Samantha put voice to his worrisome thoughts.
“This blows up everything,” she said, tossing the document onto the table and resuming her pacing. “We were already working on a razor-thin margin. A malpractice payout also means allocating more money toward insurance for the next fiscal year. Say goodbye to the new employee day care center. There’s no way County can fund that now.”
“The list of things County can no longer fund is longer than the list of what they can,” Josh said. “We’ll have to reassess every single dollar now.”
And in that reassessment, the fifty thousand dollars they’d estimated in order to get everything London needed for her sensory room would never fly. They wouldn’t even be able to do a scaled-down version.
There was only one solution: Drew would pay for it.

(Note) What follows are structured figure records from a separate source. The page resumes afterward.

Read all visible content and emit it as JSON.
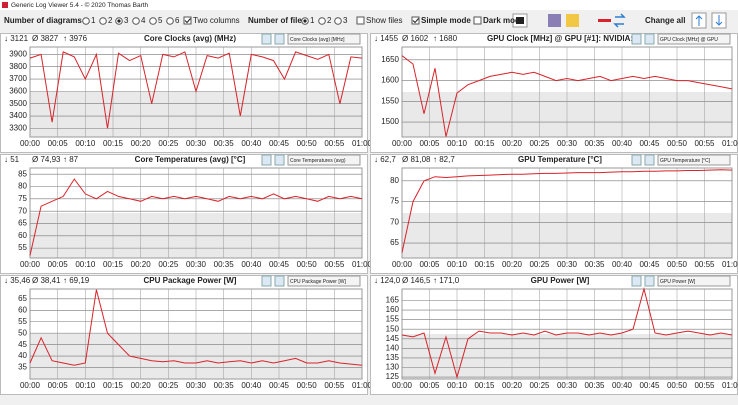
{
  "window": {
    "title": "Generic Log Viewer 5.4 - © 2020 Thomas Barth"
  },
  "toolbar": {
    "diagrams": {
      "label": "Number of diagrams",
      "options": [
        {
          "label": "1",
          "checked": false
        },
        {
          "label": "2",
          "checked": false
        },
        {
          "label": "3",
          "checked": true
        },
        {
          "label": "4",
          "checked": false
        },
        {
          "label": "5",
          "checked": false
        },
        {
          "label": "6",
          "checked": false
        }
      ]
    },
    "two_columns": {
      "label": "Two columns",
      "checked": true
    },
    "files": {
      "label": "Number of files",
      "options": [
        {
          "label": "1",
          "checked": true
        },
        {
          "label": "2",
          "checked": false
        },
        {
          "label": "3",
          "checked": false
        }
      ]
    },
    "show_files": {
      "label": "Show files",
      "checked": false
    },
    "simple_mode": {
      "label": "Simple mode",
      "checked": true
    },
    "dark_mode": {
      "label": "Dark mod",
      "checked": false
    },
    "change_all": "Change all"
  },
  "chart_data": [
    {
      "type": "line",
      "title": "Core Clocks (avg) (MHz)",
      "selector": "Core Clocks (avg) [MHz]",
      "stats": {
        "min": "↓ 3121",
        "avg": "Ø 3827",
        "max": "↑ 3976"
      },
      "x": [
        0,
        2,
        4,
        6,
        8,
        10,
        12,
        14,
        16,
        18,
        20,
        22,
        24,
        26,
        28,
        30,
        32,
        34,
        36,
        38,
        40,
        42,
        44,
        46,
        48,
        50,
        52,
        54,
        56,
        58,
        60
      ],
      "series": [
        {
          "color": "#d9232a",
          "values": [
            3870,
            3900,
            3350,
            3920,
            3880,
            3700,
            3900,
            3300,
            3910,
            3850,
            3890,
            3500,
            3900,
            3880,
            3920,
            3600,
            3890,
            3870,
            3910,
            3400,
            3900,
            3880,
            3850,
            3700,
            3920,
            3890,
            3860,
            3900,
            3500,
            3880,
            3870
          ]
        }
      ],
      "xlim": [
        0,
        60
      ],
      "ylim": [
        3230,
        3960
      ],
      "yticks": [
        3300,
        3400,
        3500,
        3600,
        3700,
        3800,
        3900
      ],
      "xticks": [
        {
          "value": 0,
          "label": "00:00"
        },
        {
          "value": 5,
          "label": "00:05"
        },
        {
          "value": 10,
          "label": "00:10"
        },
        {
          "value": 15,
          "label": "00:15"
        },
        {
          "value": 20,
          "label": "00:20"
        },
        {
          "value": 25,
          "label": "00:25"
        },
        {
          "value": 30,
          "label": "00:30"
        },
        {
          "value": 35,
          "label": "00:35"
        },
        {
          "value": 40,
          "label": "00:40"
        },
        {
          "value": 45,
          "label": "00:45"
        },
        {
          "value": 50,
          "label": "00:50"
        },
        {
          "value": 55,
          "label": "00:55"
        },
        {
          "value": 60,
          "label": "01:00"
        }
      ],
      "grid": true
    },
    {
      "type": "line",
      "title": "GPU Clock [MHz] @ GPU [#1]: NVIDIA:",
      "selector": "GPU Clock [MHz] @ GPU",
      "stats": {
        "min": "↓ 1455",
        "avg": "Ø 1602",
        "max": "↑ 1680"
      },
      "x": [
        0,
        2,
        4,
        6,
        8,
        10,
        12,
        14,
        16,
        18,
        20,
        22,
        24,
        26,
        28,
        30,
        32,
        34,
        36,
        38,
        40,
        42,
        44,
        46,
        48,
        50,
        52,
        54,
        56,
        58,
        60
      ],
      "series": [
        {
          "color": "#d9232a",
          "values": [
            1660,
            1640,
            1520,
            1630,
            1465,
            1570,
            1590,
            1600,
            1610,
            1615,
            1620,
            1615,
            1620,
            1610,
            1600,
            1605,
            1600,
            1605,
            1610,
            1600,
            1605,
            1610,
            1605,
            1610,
            1605,
            1600,
            1600,
            1595,
            1590,
            1585,
            1580
          ]
        }
      ],
      "xlim": [
        0,
        60
      ],
      "ylim": [
        1464,
        1681
      ],
      "yticks": [
        1500,
        1550,
        1600,
        1650
      ],
      "xticks": [
        {
          "value": 0,
          "label": "00:00"
        },
        {
          "value": 5,
          "label": "00:05"
        },
        {
          "value": 10,
          "label": "00:10"
        },
        {
          "value": 15,
          "label": "00:15"
        },
        {
          "value": 20,
          "label": "00:20"
        },
        {
          "value": 25,
          "label": "00:25"
        },
        {
          "value": 30,
          "label": "00:30"
        },
        {
          "value": 35,
          "label": "00:35"
        },
        {
          "value": 40,
          "label": "00:40"
        },
        {
          "value": 45,
          "label": "00:45"
        },
        {
          "value": 50,
          "label": "00:50"
        },
        {
          "value": 55,
          "label": "00:55"
        },
        {
          "value": 60,
          "label": "01:00"
        }
      ],
      "grid": true
    },
    {
      "type": "line",
      "title": "Core Temperatures (avg) [°C]",
      "selector": "Core Temperatures (avg)",
      "stats": {
        "min": "↓ 51",
        "avg": "Ø 74,93",
        "max": "↑ 87"
      },
      "x": [
        0,
        2,
        4,
        6,
        8,
        10,
        12,
        14,
        16,
        18,
        20,
        22,
        24,
        26,
        28,
        30,
        32,
        34,
        36,
        38,
        40,
        42,
        44,
        46,
        48,
        50,
        52,
        54,
        56,
        58,
        60
      ],
      "series": [
        {
          "color": "#d9232a",
          "values": [
            52,
            72,
            74,
            76,
            83,
            77,
            75,
            78,
            76,
            75,
            74,
            76,
            75,
            76,
            75,
            76,
            75,
            74,
            76,
            75,
            76,
            75,
            77,
            75,
            76,
            75,
            74,
            76,
            75,
            76,
            75
          ]
        }
      ],
      "xlim": [
        0,
        60
      ],
      "ylim": [
        51,
        87.5
      ],
      "yticks": [
        55,
        60,
        65,
        70,
        75,
        80,
        85
      ],
      "xticks": [
        {
          "value": 0,
          "label": "00:00"
        },
        {
          "value": 5,
          "label": "00:05"
        },
        {
          "value": 10,
          "label": "00:10"
        },
        {
          "value": 15,
          "label": "00:15"
        },
        {
          "value": 20,
          "label": "00:20"
        },
        {
          "value": 25,
          "label": "00:25"
        },
        {
          "value": 30,
          "label": "00:30"
        },
        {
          "value": 35,
          "label": "00:35"
        },
        {
          "value": 40,
          "label": "00:40"
        },
        {
          "value": 45,
          "label": "00:45"
        },
        {
          "value": 50,
          "label": "00:50"
        },
        {
          "value": 55,
          "label": "00:55"
        },
        {
          "value": 60,
          "label": "01:00"
        }
      ],
      "grid": true
    },
    {
      "type": "line",
      "title": "GPU Temperature [°C]",
      "selector": "GPU Temperature [°C]",
      "stats": {
        "min": "↓ 62,7",
        "avg": "Ø 81,08",
        "max": "↑ 82,7"
      },
      "x": [
        0,
        2,
        4,
        6,
        8,
        10,
        12,
        14,
        16,
        18,
        20,
        22,
        24,
        26,
        28,
        30,
        32,
        34,
        36,
        38,
        40,
        42,
        44,
        46,
        48,
        50,
        52,
        54,
        56,
        58,
        60
      ],
      "series": [
        {
          "color": "#d9232a",
          "values": [
            62.7,
            75,
            80,
            81,
            80.8,
            81,
            81.2,
            81.3,
            81.4,
            81.5,
            81.6,
            81.6,
            81.7,
            81.8,
            81.8,
            81.9,
            82,
            82,
            82,
            82.1,
            82.2,
            82.2,
            82.3,
            82.3,
            82.4,
            82.4,
            82.5,
            82.5,
            82.6,
            82.7,
            82.6
          ]
        }
      ],
      "xlim": [
        0,
        60
      ],
      "ylim": [
        61.4,
        83.1
      ],
      "yticks": [
        65,
        70,
        75,
        80
      ],
      "xticks": [
        {
          "value": 0,
          "label": "00:00"
        },
        {
          "value": 5,
          "label": "00:05"
        },
        {
          "value": 10,
          "label": "00:10"
        },
        {
          "value": 15,
          "label": "00:15"
        },
        {
          "value": 20,
          "label": "00:20"
        },
        {
          "value": 25,
          "label": "00:25"
        },
        {
          "value": 30,
          "label": "00:30"
        },
        {
          "value": 35,
          "label": "00:35"
        },
        {
          "value": 40,
          "label": "00:40"
        },
        {
          "value": 45,
          "label": "00:45"
        },
        {
          "value": 50,
          "label": "00:50"
        },
        {
          "value": 55,
          "label": "00:55"
        },
        {
          "value": 60,
          "label": "01:00"
        }
      ],
      "grid": true
    },
    {
      "type": "line",
      "title": "CPU Package Power [W]",
      "selector": "CPU Package Power [W]",
      "stats": {
        "min": "↓ 35,46",
        "avg": "Ø 38,41",
        "max": "↑ 69,19"
      },
      "x": [
        0,
        2,
        4,
        6,
        8,
        10,
        12,
        14,
        16,
        18,
        20,
        22,
        24,
        26,
        28,
        30,
        32,
        34,
        36,
        38,
        40,
        42,
        44,
        46,
        48,
        50,
        52,
        54,
        56,
        58,
        60
      ],
      "series": [
        {
          "color": "#d9232a",
          "values": [
            37,
            48,
            38,
            37,
            36,
            37,
            69,
            50,
            45,
            40,
            39,
            38,
            37.5,
            38,
            37,
            37,
            38,
            37,
            37.5,
            38,
            37,
            38,
            37,
            38,
            39,
            37,
            37,
            38,
            37,
            36.5,
            36
          ]
        }
      ],
      "xlim": [
        0,
        60
      ],
      "ylim": [
        30,
        69.3
      ],
      "yticks": [
        35,
        40,
        45,
        50,
        55,
        60,
        65
      ],
      "xticks": [
        {
          "value": 0,
          "label": "00:00"
        },
        {
          "value": 5,
          "label": "00:05"
        },
        {
          "value": 10,
          "label": "00:10"
        },
        {
          "value": 15,
          "label": "00:15"
        },
        {
          "value": 20,
          "label": "00:20"
        },
        {
          "value": 25,
          "label": "00:25"
        },
        {
          "value": 30,
          "label": "00:30"
        },
        {
          "value": 35,
          "label": "00:35"
        },
        {
          "value": 40,
          "label": "00:40"
        },
        {
          "value": 45,
          "label": "00:45"
        },
        {
          "value": 50,
          "label": "00:50"
        },
        {
          "value": 55,
          "label": "00:55"
        },
        {
          "value": 60,
          "label": "01:00"
        }
      ],
      "grid": true
    },
    {
      "type": "line",
      "title": "GPU Power [W]",
      "selector": "GPU Power [W]",
      "stats": {
        "min": "↓ 124,0",
        "avg": "Ø 146,5",
        "max": "↑ 171,0"
      },
      "x": [
        0,
        2,
        4,
        6,
        8,
        10,
        12,
        14,
        16,
        18,
        20,
        22,
        24,
        26,
        28,
        30,
        32,
        34,
        36,
        38,
        40,
        42,
        44,
        46,
        48,
        50,
        52,
        54,
        56,
        58,
        60
      ],
      "series": [
        {
          "color": "#d9232a",
          "values": [
            147,
            146,
            148,
            127,
            146,
            125,
            145,
            149,
            148,
            148,
            147,
            148,
            147,
            149,
            147,
            148,
            148,
            147,
            148,
            147,
            148,
            150,
            171,
            148,
            147,
            148,
            149,
            148,
            147,
            148,
            147
          ]
        }
      ],
      "xlim": [
        0,
        60
      ],
      "ylim": [
        124,
        171
      ],
      "yticks": [
        125,
        130,
        135,
        140,
        145,
        150,
        155,
        160,
        165
      ],
      "xticks": [
        {
          "value": 0,
          "label": "00:00"
        },
        {
          "value": 5,
          "label": "00:05"
        },
        {
          "value": 10,
          "label": "00:10"
        },
        {
          "value": 15,
          "label": "00:15"
        },
        {
          "value": 20,
          "label": "00:20"
        },
        {
          "value": 25,
          "label": "00:25"
        },
        {
          "value": 30,
          "label": "00:30"
        },
        {
          "value": 35,
          "label": "00:35"
        },
        {
          "value": 40,
          "label": "00:40"
        },
        {
          "value": 45,
          "label": "00:45"
        },
        {
          "value": 50,
          "label": "00:50"
        },
        {
          "value": 55,
          "label": "00:55"
        },
        {
          "value": 60,
          "label": "01:00"
        }
      ],
      "grid": true
    }
  ]
}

He’d offered to pay for the sensory room before. From the moment he realized just how important it was to London, Drew knew in his heart that he would do whatever he could to make it happen. He could make the donation in his mother’s name, or maybe he could ask London if she had a patient she’d lost in the past whom she had been particularly close to. The sensory room could be a memorial to whomever she chose. It was the easiest solution.
But was it the smartest?
He dragged his palm down his face and sucked in a deep breath in an effort to curb his frustration. He knew better than most that throwing money at a situation wasn’t always the best solution.
Even if he specified what the donation was intended for, the acceptance and subsequent distribution of monetary gifts would still have to go through the hospital board’s approval process. They could choose to reject his gift outright if they didn’t agree with the strings he attached to it. Given the way they’d covered up Coleman’s malpractice suit, Drew wouldn’t put it past them to do just that.

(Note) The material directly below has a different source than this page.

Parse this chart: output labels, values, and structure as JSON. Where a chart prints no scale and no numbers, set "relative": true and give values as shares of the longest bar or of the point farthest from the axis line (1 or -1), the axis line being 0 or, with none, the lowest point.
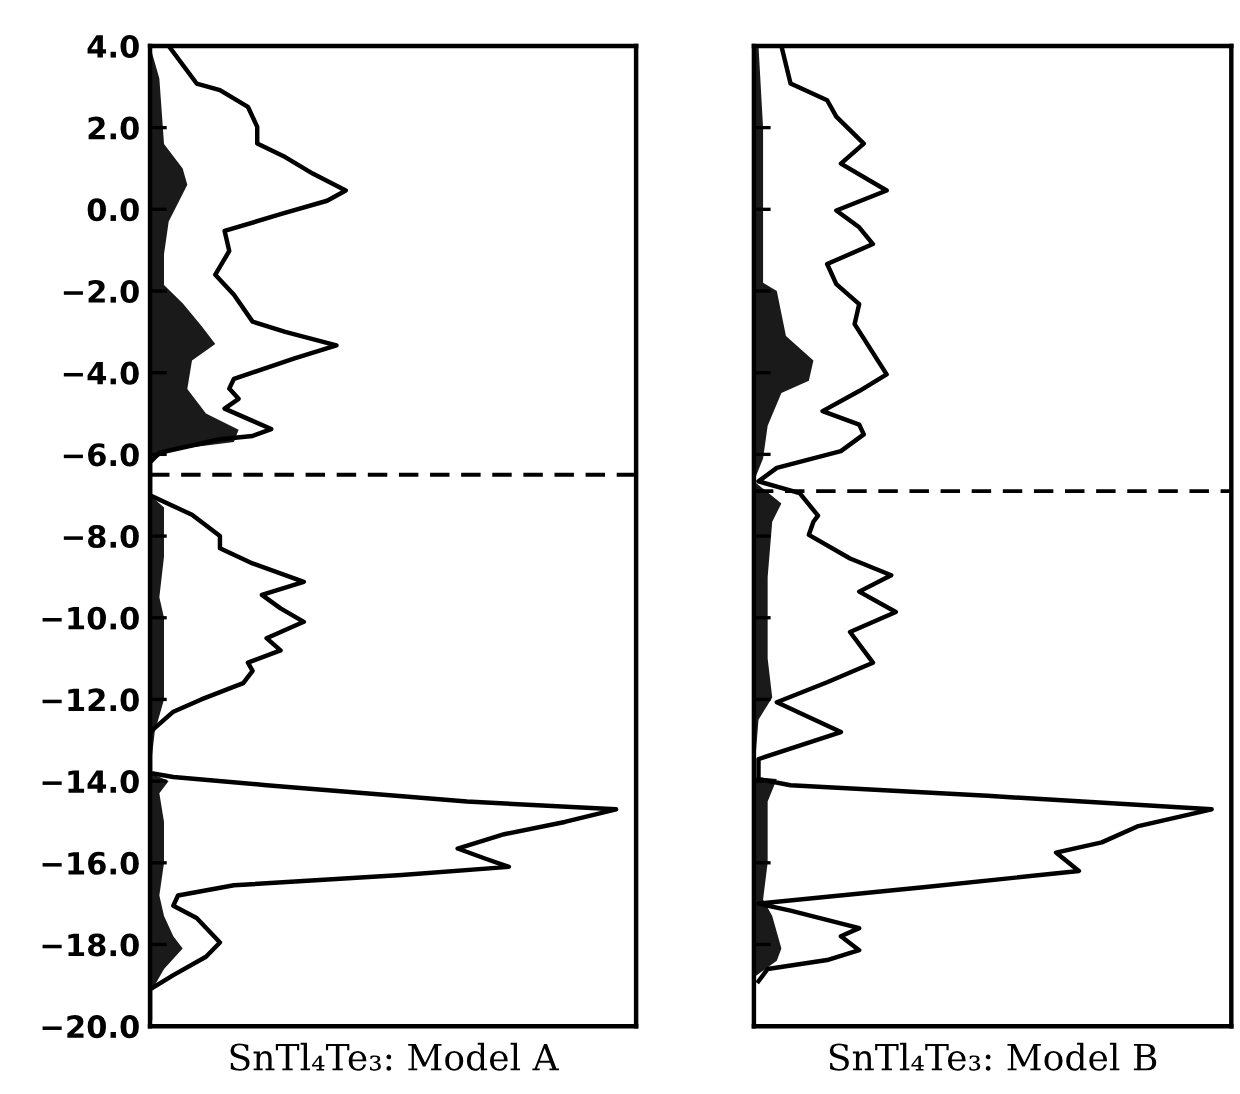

The board’s opinion was one thing, but they also had to consider the public’s opinion. If it turned out that there wasn’t enough money to fund some of the more urgent needs of the hospital, there was no way he could justify a donation being made to finance what many would consider to be his girlfriend’s pet project. Not when they could potentially face cuts to basic services that were used by the majority of patients.
Drew couldn’t think of a PR firm in the country that could put the kind of spin on this that they would need in order to pull it off.
Fucking Coleman.
That son of a bitch was going to cost London her sensory room after all.